Evidence: cli.ts:6–32 imports all of these; CHANGELOG 0.3.0 §Added.
Proposed rows:
| engram sync | Run every source declared in .engram.config.json… |
| engram why <file|symbol|line> | Narrate the history and rationale… |
…
2. **Status section header** — says "v0.2 (schema) — in development" but
`git describe` shows v0.3.1.
Evidence: `git describe --tags --abbrev=0` → v0.3.1.
Proposed: "Latest release: v0.3.1 (schema v0.2, adapter contract v2)."
### docs/internal/STATUS.md
…
At the end of the report, print:
Run /docs-audit apply to commit these edits, or reply with specific
finding numbers to keep (e.g. "apply 1, 3, 5 only"). No files have been
modified yet.
Do not modify any files in gap-list mode.
Step 5 — Apply (only on explicit approval)
Triggered by /docs-audit apply or a reply indicating which findings to
apply. Rules:
- Use
Edit with unique old_string / new_string, not Write. Targeted
edits only — one finding = one Edit call where possible.

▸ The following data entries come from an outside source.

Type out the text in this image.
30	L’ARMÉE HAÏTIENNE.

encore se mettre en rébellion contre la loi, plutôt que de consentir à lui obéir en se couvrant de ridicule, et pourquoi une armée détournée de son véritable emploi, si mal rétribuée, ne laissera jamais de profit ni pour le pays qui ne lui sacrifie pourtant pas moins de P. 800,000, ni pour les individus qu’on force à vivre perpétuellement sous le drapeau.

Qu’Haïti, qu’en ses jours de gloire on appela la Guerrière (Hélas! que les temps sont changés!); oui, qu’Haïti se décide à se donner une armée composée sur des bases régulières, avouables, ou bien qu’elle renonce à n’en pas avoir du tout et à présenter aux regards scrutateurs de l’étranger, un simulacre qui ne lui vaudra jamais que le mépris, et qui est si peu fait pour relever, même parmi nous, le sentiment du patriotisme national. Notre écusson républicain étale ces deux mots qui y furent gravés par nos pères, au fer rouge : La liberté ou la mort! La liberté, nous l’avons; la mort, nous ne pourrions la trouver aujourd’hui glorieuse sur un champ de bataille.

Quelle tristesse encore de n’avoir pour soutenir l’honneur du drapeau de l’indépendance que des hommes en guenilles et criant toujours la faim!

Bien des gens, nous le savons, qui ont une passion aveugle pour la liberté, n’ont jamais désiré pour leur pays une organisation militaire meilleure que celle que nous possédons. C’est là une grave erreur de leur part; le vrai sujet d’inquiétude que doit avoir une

- Preserve existing voice, table formatting, heading structure, and capitalization.
- Do not expand the README by more than ~20% per audit. If the gap list
would require more, flag it and stop — a larger overhaul needs a
deliberate doc PR, not an audit pass.
- After each edit, read back the affected region to confirm the result
reads coherently (watch for broken TOC anchors, orphaned references).
- Do not stage, commit, or push. Leave the working tree dirty for the user
to review with
git diff.
When done, print:
Applied N findings across M files. Run `git diff` to review.
Guardrails
- Targeted, not total rewrites. The README is a living document the user
has opinions about — surgical edits preserve voice. A complete rewrite
resets that voice.
- No new sections without justification. A new top-level section is only
warranted when a major user-facing capability lands that doesn't fit an
existing section (e.g. v0.3 narrative commands warranted "Narrative
queries"; a small new flag does not).
- Quote help text, don't invent it. Table rows and prose descriptions
for CLI commands must come from
.description() / .addHelpText(), not
from your interpretation of what the command does.
- Don't touch CHANGELOG or VISION. If audit surfaces drift there, note
it and route the user to
/release or /product.
- Always report
SINCE. The user needs to know what window you
audited against so they can challenge the anchor if it's wrong.